If you listen to any conversation about commercial real estate (CRE) within a minute the subject of cap rates will come up. Those who are just beginning to explore CRE are often thrown off by what one is and how it is calculated. A cap rate is really a simple thing that is often made overly complicated by the way it is explained. Let’s walk through what a cap rate is and then we’ll look at how they are used so that the next time the conversation turns to CRE you’ll be right there in sixty seconds when they get to cap rates.
A Capitalization Rate or Cap Rate for short is simply what you would earn on a property if you bought it for all cash. That’s it, nothing more, nothing less.
Property Price X Cap Rate% = Earnings (Annual).
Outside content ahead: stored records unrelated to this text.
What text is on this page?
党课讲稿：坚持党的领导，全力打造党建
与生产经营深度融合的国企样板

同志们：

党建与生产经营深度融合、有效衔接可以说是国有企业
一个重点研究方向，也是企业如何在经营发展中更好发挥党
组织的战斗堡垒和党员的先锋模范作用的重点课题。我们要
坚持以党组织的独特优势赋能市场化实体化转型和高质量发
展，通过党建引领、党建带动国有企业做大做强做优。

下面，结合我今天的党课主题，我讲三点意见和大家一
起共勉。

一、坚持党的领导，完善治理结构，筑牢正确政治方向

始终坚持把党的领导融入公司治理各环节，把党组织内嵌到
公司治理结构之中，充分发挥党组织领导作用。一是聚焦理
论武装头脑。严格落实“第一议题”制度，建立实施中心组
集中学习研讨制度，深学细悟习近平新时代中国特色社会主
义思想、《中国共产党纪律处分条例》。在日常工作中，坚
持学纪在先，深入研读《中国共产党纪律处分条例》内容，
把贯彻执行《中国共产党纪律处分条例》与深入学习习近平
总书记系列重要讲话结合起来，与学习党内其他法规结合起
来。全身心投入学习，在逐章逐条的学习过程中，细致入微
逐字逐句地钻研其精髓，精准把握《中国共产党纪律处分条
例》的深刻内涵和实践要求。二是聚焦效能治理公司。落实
Or to put some numbers on it:
$5,000,000 X 7% = $350,000
Pretty simple right? It is important to remember that these earnings (called Net Operating Income or NOI) are based on having no debt on the property because NOI is just like EBITDA, Earnings Before Interest, Taxes, Depreciation and Amortization. The reason for this is because there are so many ways to finance a property, from all cash to 75% loan to value (LTV) or higher. A cap rate is used to measure the results of the property itself, not the financing package it is wrapped in. To measure the results after debt payments another measure called Cash-on-Cash Return is used. Cash on Cash Return is similar to the dividend yield on a stock, but that’s a subject for another post.
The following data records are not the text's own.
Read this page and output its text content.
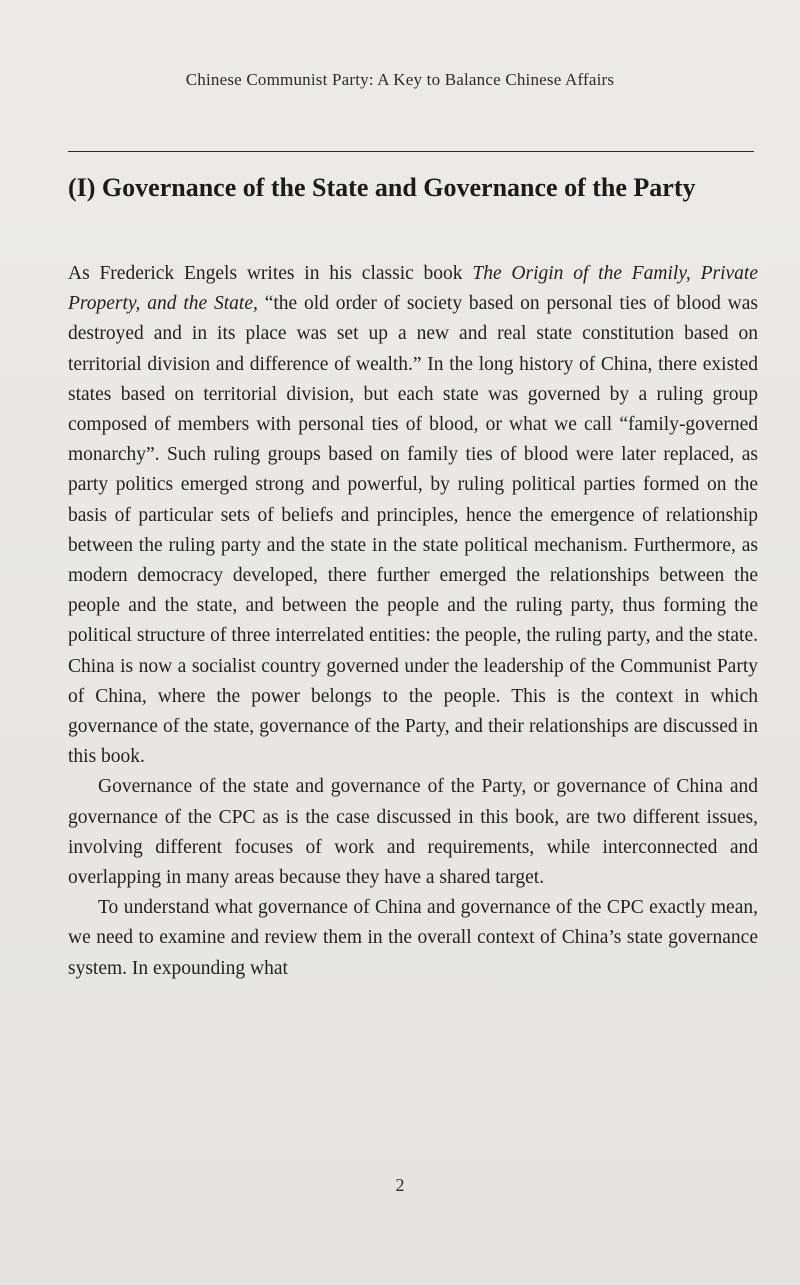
Chinese Communist Party: A Key to Balance Chinese Affairs
(I) Governance of the State and Governance of the Party

As Frederick Engels writes in his classic book The Origin of the Family, Private Property, and the State, “the old order of society based on personal ties of blood was destroyed and in its place was set up a new and real state constitution based on territorial division and difference of wealth.” In the long history of China, there existed states based on territorial division, but each state was governed by a ruling group composed of members with personal ties of blood, or what we call “family-governed monarchy”. Such ruling groups based on family ties of blood were later replaced, as party politics emerged strong and powerful, by ruling political parties formed on the basis of particular sets of beliefs and principles, hence the emergence of relationship between the ruling party and the state in the state political mechanism. Furthermore, as modern democracy developed, there further emerged the relationships between the people and the state, and between the people and the ruling party, thus forming the political structure of three interrelated entities: the people, the ruling party, and the state. China is now a socialist country governed under the leadership of the Communist Party of China, where the power belongs to the people. This is the context in which governance of the state, governance of the Party, and their relationships are discussed in this book.

Governance of the state and governance of the Party, or governance of China and governance of the CPC as is the case discussed in this book, are two different issues, involving different focuses of work and requirements, while interconnected and overlapping in many areas because they have a shared target.

To understand what governance of China and governance of the CPC exactly mean, we need to examine and review them in the overall context of China’s state governance system. In expounding what

2
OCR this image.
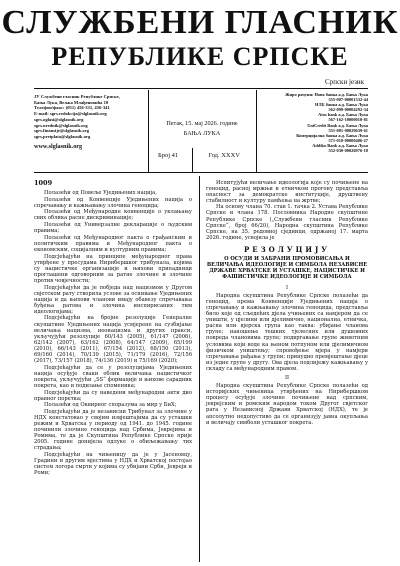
СЛУЖБЕНИ ГЛАСНИК
РЕПУБЛИКЕ СРПСКЕ
Српски језик
ЈУ Службени гласник Републике Српске,
Бања Лука, Вељка Млађеновића 10
Телефон/факс: (051) 456-331, 456-341
E-mail: sgrs.redakcija@slglasnik.org
sgrs.oglasi@slglasnik.org
sgrs.urednik@slglasnik.org
sgrs.finansije@slglasnik.org
sgrs.pretplata@slglasnik.org
www.slglasnik.org
Петак, 15. мај 2026. године
БАЊА ЛУКА
Број 41	Год. XXXV
Жиро рачуни: Нова банка а.д. Бања Лука
555-007-00001332-44
НЛБ банка а.д. Бања Лука
562-099-00004292-34
Atos bank а.д. Бања Лука
567-162-10000010-81
UniCredit Bank а.д. Бања Лука
551-001-00029639-61
Комерцијална банка а.д. Бања Лука
571-010-00000406-27
Addiko Bank а.д. Бања Лука
552-030-00026976-18
1009

Полазећи од Повеље Уједињених нација,

Полазећи од Конвенције Уједињених нација о спречавању и кажњавању злочина геноцида;

Полазећи од Међународне конвенције о уклањању свих облика расне дискриминације;

Полазећи од Универзалне декларације о људским правима;

Полазећи од Међународног пакта о грађанским и политичким правима и Међународног пакта о економским, социјалним и културним правима;

Подсјећајући на принципе међународног права утврђене у пресудама Нирнбершког трибунала, којима су нацистичке организације и њихови припадници проглашени одговорним за ратне злочине и злочине против човјечности;

Подсјећајући да је побједа над нацизмом у Другом свјетском рату створила услове за оснивање Уједињених нација и да њихови чланови имају обавезу спречавања буђења ратова и злочина инспирисаних тим идеологијама;

Подсјећајући на бројне резолуције Генералне скупштине Уједињених нација усмјерене на сузбијање величања нацизма, неонацизма и других пракси, укључујући резолуције 60/143 (2005), 61/147 (2006), 62/142 (2007), 63/162 (2008), 64/147 (2009), 65/199 (2010), 66/143 (2011), 67/154 (2012), 68/150 (2013), 69/160 (2014), 70/139 (2015), 71/179 (2016), 72/156 (2017), 73/157 (2018), 74/136 (2019) и 75/169 (2020);

Подсјећајући да се у резолуцијама Уједињених нација осуђује сваки облик величања нацистичког покрета, укључујући „SS“ формације и њихове сарадник покрета, као и подизање споменика;

Подсјећајући да су наведени међународни акти дио правног поретка;

Полазећи од Оквирног споразума за мир у БиХ;

Подсјећајући да је независни Трибунал за злочине у НДХ констатовао у својим извјештајима да су усташки режим и Хрватска у периоду од 1941. до 1945. године починили злочине геноцида над Србима, Јеврејима и Ромима, те да је Скупштина Републике Српске прије 2005. године донијела одлуке о обиљежавању тих страдања;

Подсјећајући на чињеницу да је у Јасеновцу, Градини и другим мјестима у НДХ и Хрватској постојао систем логора смрти у којима су убијани Срби, Јевреји и Роми;

Испитујући величање идеологија које су почињене на геноцид, расној мржњи и етничком прогону представља опасност за демократске институције, друштвену стабилност и културу памћења на жртве;

На основу члана 70. став 1. тачка 2. Устава Републике Српске и члана 178. Пословника Народне скупштине Републике Српске („Службени гласник Републике Српске“, број 66/20), Народна скупштина Републике Српске, на 35. редовној сједници, одржаној 17. марта 2026. године, усвојила је

РЕЗОЛУЦИЈУ
О ОСУДИ И ЗАБРАНИ ПРОМОВИСАЊА И ВЕЛИЧАЊА ИДЕОЛОГИЈЕ И СИМБОЛА НЕЗАВИСНЕ ДРЖАВЕ ХРВАТСКЕ И УСТАШКЕ, НАЦИСТИЧКЕ И ФАШИСТИЧКЕ ИДЕОЛОГИЈЕ И СИМБОЛА
I

Народна скупштина Републике Српске полазећи да геноцид, према Конвенцији Уједињених нација о спречавању и кажњавању злочина геноцида, представља било које од сљедећих дјела учињених са намјером да се уништи, у цјелини или дјелимично, национална, етничка, расна или вјерска група као таква: убијање чланова групе; наношење тешких тјелесних или душевних повреда члановима групе; подвргавање групе животним условима који воде ка њеном потпуном или дјелимичном физичком уништењу; спровођење мјера у намјери спречавања рађања у групи; принудно премјештање дјеце из једне групе у другу. Ова дјела подлијежу кажњавању у складу са међународним правом.

II

Народна скупштина Републике Српске полазећи од историјских чињеница утврђених на Нирнбершком процесу осуђује злочине почињене над српским, јеврејским и ромским народом током Другог свјетског рата у Независној Држави Хрватској (НДХ), те је апсолутно недопустиво да се организују јавна окупљања и величају симболи усташког покрета.
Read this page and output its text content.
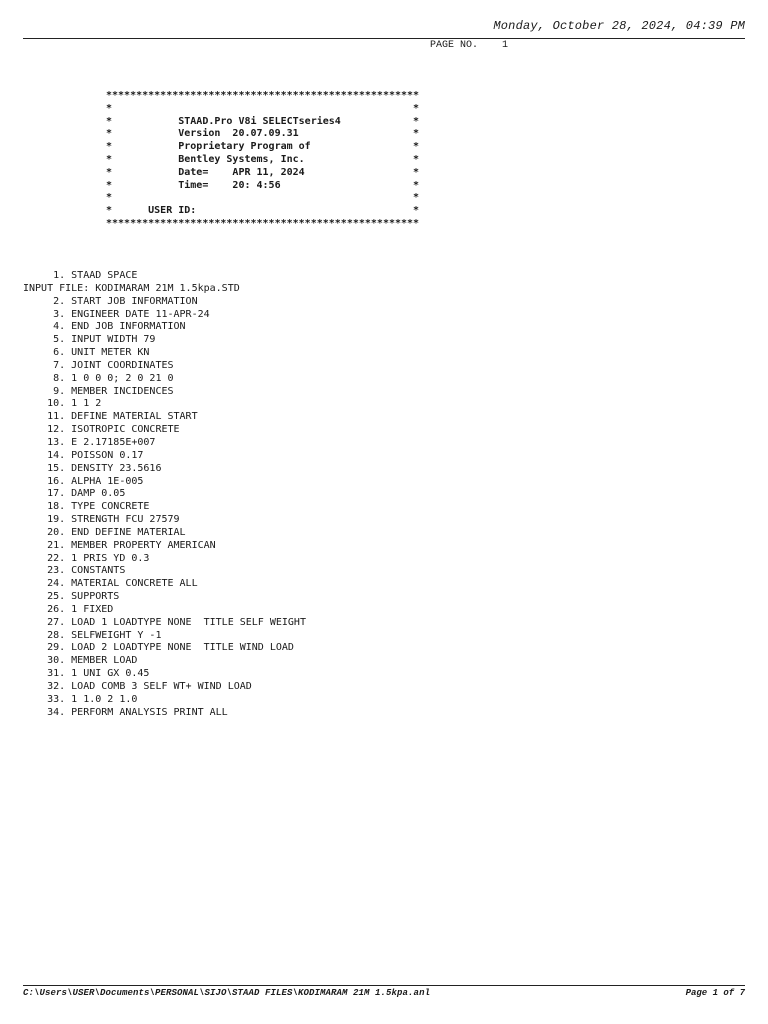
Monday, October 28, 2024, 04:39 PM
PAGE NO.    1
****************************************************
*                                                  *
*           STAAD.Pro V8i SELECTseries4            *
*           Version  20.07.09.31                   *
*           Proprietary Program of                 *
*           Bentley Systems, Inc.                  *
*           Date=    APR 11, 2024                  *
*           Time=    20: 4:56                      *
*                                                  *
*      USER ID:                                    *
****************************************************
1. STAAD SPACE
INPUT FILE: KODIMARAM 21M 1.5kpa.STD
2. START JOB INFORMATION
3. ENGINEER DATE 11-APR-24
4. END JOB INFORMATION
5. INPUT WIDTH 79
6. UNIT METER KN
7. JOINT COORDINATES
8. 1 0 0 0; 2 0 21 0
9. MEMBER INCIDENCES
10. 1 1 2
11. DEFINE MATERIAL START
12. ISOTROPIC CONCRETE
13. E 2.17185E+007
14. POISSON 0.17
15. DENSITY 23.5616
16. ALPHA 1E-005
17. DAMP 0.05
18. TYPE CONCRETE
19. STRENGTH FCU 27579
20. END DEFINE MATERIAL
21. MEMBER PROPERTY AMERICAN
22. 1 PRIS YD 0.3
23. CONSTANTS
24. MATERIAL CONCRETE ALL
25. SUPPORTS
26. 1 FIXED
27. LOAD 1 LOADTYPE NONE  TITLE SELF WEIGHT
28. SELFWEIGHT Y -1
29. LOAD 2 LOADTYPE NONE  TITLE WIND LOAD
30. MEMBER LOAD
31. 1 UNI GX 0.45
32. LOAD COMB 3 SELF WT+ WIND LOAD
33. 1 1.0 2 1.0
34. PERFORM ANALYSIS PRINT ALL
C:\Users\USER\Documents\PERSONAL\SIJO\STAAD FILES\KODIMARAM 21M 1.5kpa.anl	Page 1 of 7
Cap Rates are pretty handy things which is why they come up in conversations about CRE all the time. Most often they are used to compare the prices of different properties, even properties of different sizes. Cap rates are also used to describe the pricing of buildings in a particular market. You will hear it said that apartment cap rates in the Seattle market are at X% or in the range of Y-Z%. Knowing what the expected cap rate is in a market can give you a idea of what any particular building should be earning (again, on an all cash basis). If you are looking at a building that’s priced at $5,000,000 and know that cap rates are around 7% you would expect that the NOI on that building to be about $350,000.
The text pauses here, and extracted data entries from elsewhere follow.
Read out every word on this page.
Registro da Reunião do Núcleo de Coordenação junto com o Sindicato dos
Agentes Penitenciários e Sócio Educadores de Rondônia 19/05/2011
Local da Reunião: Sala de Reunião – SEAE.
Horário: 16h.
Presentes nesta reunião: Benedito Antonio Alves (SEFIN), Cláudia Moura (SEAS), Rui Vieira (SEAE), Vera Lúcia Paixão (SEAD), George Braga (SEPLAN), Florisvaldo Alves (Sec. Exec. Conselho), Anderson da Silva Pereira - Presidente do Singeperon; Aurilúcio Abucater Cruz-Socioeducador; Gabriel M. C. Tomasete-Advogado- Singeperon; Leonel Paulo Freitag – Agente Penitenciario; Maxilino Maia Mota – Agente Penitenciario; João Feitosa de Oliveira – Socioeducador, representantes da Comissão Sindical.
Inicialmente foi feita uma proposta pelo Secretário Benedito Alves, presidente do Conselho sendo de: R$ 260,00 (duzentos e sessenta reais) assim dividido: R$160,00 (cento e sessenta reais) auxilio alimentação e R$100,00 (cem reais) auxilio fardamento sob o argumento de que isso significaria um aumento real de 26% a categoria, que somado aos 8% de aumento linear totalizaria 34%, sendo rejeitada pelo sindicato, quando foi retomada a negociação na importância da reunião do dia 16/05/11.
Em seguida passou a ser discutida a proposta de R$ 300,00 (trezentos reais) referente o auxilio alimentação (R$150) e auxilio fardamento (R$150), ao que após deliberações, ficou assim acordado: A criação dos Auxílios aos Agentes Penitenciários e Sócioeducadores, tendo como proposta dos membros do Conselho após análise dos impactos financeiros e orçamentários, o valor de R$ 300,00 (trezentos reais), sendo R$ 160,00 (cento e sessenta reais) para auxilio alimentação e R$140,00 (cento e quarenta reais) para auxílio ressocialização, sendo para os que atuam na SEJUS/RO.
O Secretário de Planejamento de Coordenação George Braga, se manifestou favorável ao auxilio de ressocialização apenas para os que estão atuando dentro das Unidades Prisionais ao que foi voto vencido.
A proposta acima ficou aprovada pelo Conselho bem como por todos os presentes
With a little algebra you can use a cap rate to figure the price you want to offer for a building based on its actual NOI.
NOI ÷ Cap Rate% = Price
Let’s say you find a building with an NOI of $425,000 and believe that cap rates for that type of building should be 8%.
$425,000 ÷ 8% = $5,312,500
Cap Rate is the common way to answer the question how much is that property worth? In that way it is similar to a stock’s earnings multiple, a way of determining value. In my next post I’ll run through how to convert a cap rate to an earnings multiple so that you can get a feel of how a property investment would compare to one in a stock.
Meanwhile just remember that Price X Cap Rate% =NOI and you can be part of the next CRE conversation you find yourself in…. or at least be able to nod along sagely!
For stock market investors the Earnings Yield on a common stock is the equivalent of the Cap Rate on an apartment building investment.